Conforme o boletim médico mais recente da instituição, a criança permanece acordada sob os cuidados do hospital, respirando sem ajuda de aparelho com quadro clínico estável.

Ao Correio do Estado, o pai da criança, que preferiu não se identificar e que já havia denunciado os casos de violência contra o seu filho ao Conselho Tutelar, destacou que o órgão que deveria zelar pela proteção dos mais vulneráveis não lhe deu uma devolutiva de como estava o caso.

“Me fizeram uma falsa promessa de que continuariam visitando a casa para ver como meu filho estava vivendo. E, para mim, é uma instituição insignificante, que, se não faz o seu papel, não deveria existir. É mais um caso em que houve descaso, com um serviço preguiçoso e desumano”, salientou o pai do bebê.
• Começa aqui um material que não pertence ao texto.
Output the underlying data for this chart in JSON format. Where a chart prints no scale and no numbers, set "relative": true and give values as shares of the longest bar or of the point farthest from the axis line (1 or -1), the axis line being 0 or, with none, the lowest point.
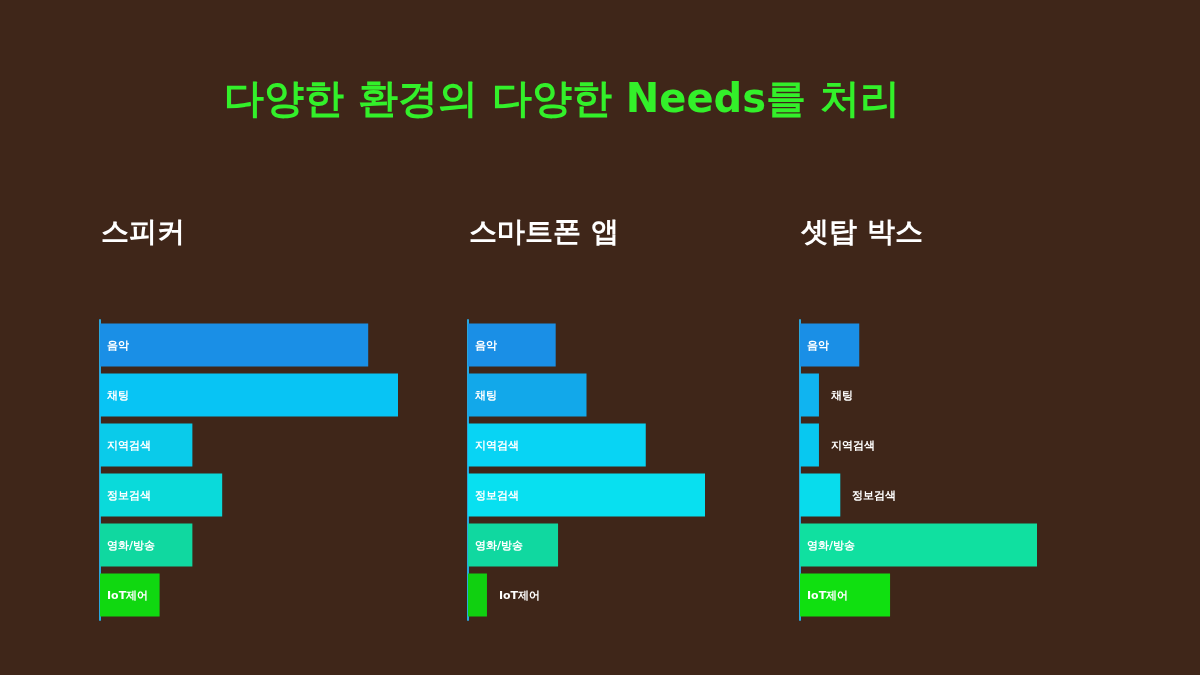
{
  "chart_data": [
    {
      "type": "bar",
      "orientation": "horizontal",
      "relative": true,
      "title": "스피커",
      "annotations": [
        "다양한 환경의 다양한 Needs를 처리"
      ],
      "categories": [
        "음악",
        "채팅",
        "지역검색",
        "정보검색",
        "영화/방송",
        "IoT제어"
      ],
      "values": [
        0.9,
        1,
        0.31,
        0.41,
        0.31,
        0.2
      ],
      "colors": [
        "#1a8fe6",
        "#08c4f4",
        "#0acbea",
        "#0adada",
        "#10d8a0",
        "#10d810"
      ]
    },
    {
      "type": "bar",
      "orientation": "horizontal",
      "relative": true,
      "title": "스마트폰 앱",
      "categories": [
        "음악",
        "채팅",
        "지역검색",
        "정보검색",
        "영화/방송",
        "IoT제어"
      ],
      "values": [
        0.37,
        0.5,
        0.75,
        1,
        0.38,
        0.08
      ],
      "colors": [
        "#1a8fe6",
        "#12a8ea",
        "#08d4f4",
        "#08e0f0",
        "#10d8a0",
        "#10d010"
      ]
    },
    {
      "type": "bar",
      "orientation": "horizontal",
      "relative": true,
      "title": "셋탑 박스",
      "categories": [
        "음악",
        "채팅",
        "지역검색",
        "정보검색",
        "영화/방송",
        "IoT제어"
      ],
      "values": [
        0.25,
        0.08,
        0.08,
        0.17,
        1,
        0.38
      ],
      "colors": [
        "#1a8fe6",
        "#10b4f0",
        "#08c8f0",
        "#08dcec",
        "#10e0a0",
        "#10e010"
      ]
    }
  ]
}
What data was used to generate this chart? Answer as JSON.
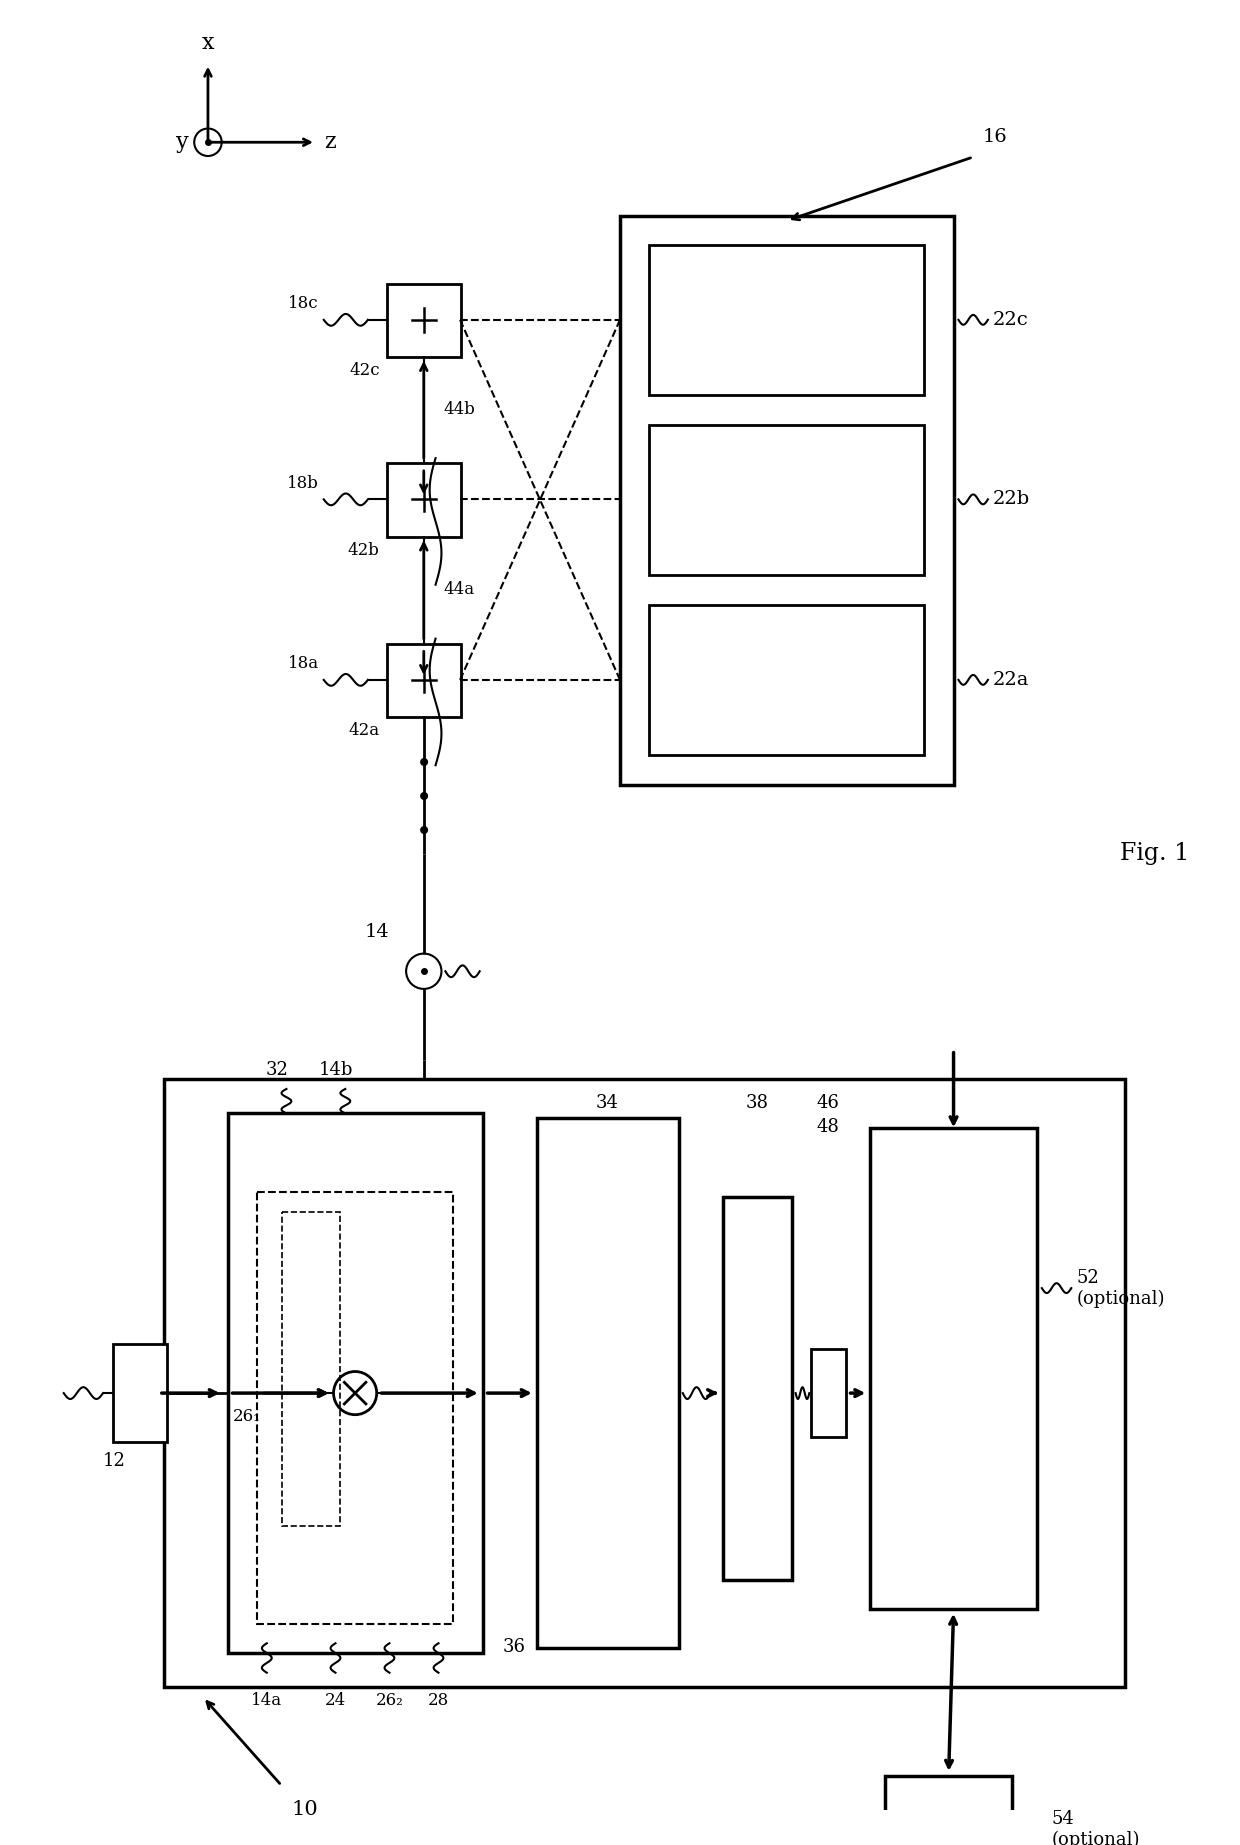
{
  "bg_color": "#ffffff",
  "fig_label": "Fig. 1",
  "ref_10": "10",
  "ref_12": "12",
  "ref_14": "14",
  "ref_14a": "14a",
  "ref_14b": "14b",
  "ref_16": "16",
  "ref_18a": "18a",
  "ref_18b": "18b",
  "ref_18c": "18c",
  "ref_22a": "22a",
  "ref_22b": "22b",
  "ref_22c": "22c",
  "ref_24": "24",
  "ref_26_1": "26₁",
  "ref_26_2": "26₂",
  "ref_28": "28",
  "ref_32": "32",
  "ref_34": "34",
  "ref_36": "36",
  "ref_38": "38",
  "ref_42a": "42a",
  "ref_42b": "42b",
  "ref_42c": "42c",
  "ref_44a": "44a",
  "ref_44b": "44b",
  "ref_46": "46",
  "ref_48": "48",
  "ref_52": "52\n(optional)",
  "ref_54": "54\n(optional)"
}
Ele destacou ainda, que considera comparecer à passeata no domingo organizada para buscar justiça contra todos os erros que foram cometidas contra Sophia.

Saiba: Dados da Sejusp apontam que, entre os dias 1º de janeiro e 24 de fevereiro deste ano, Mato Grosso do Sul registrou 168 casos de estupro contra crianças de zero a 12 anos.

Em relação aos adolescentes, 80 pessoas de até 17 anos sofreram violência sexual em 2023. Juntos, os dois grupos representam 81,84% dos 303 estupros contabilizados no Estado até essa sexta-feira.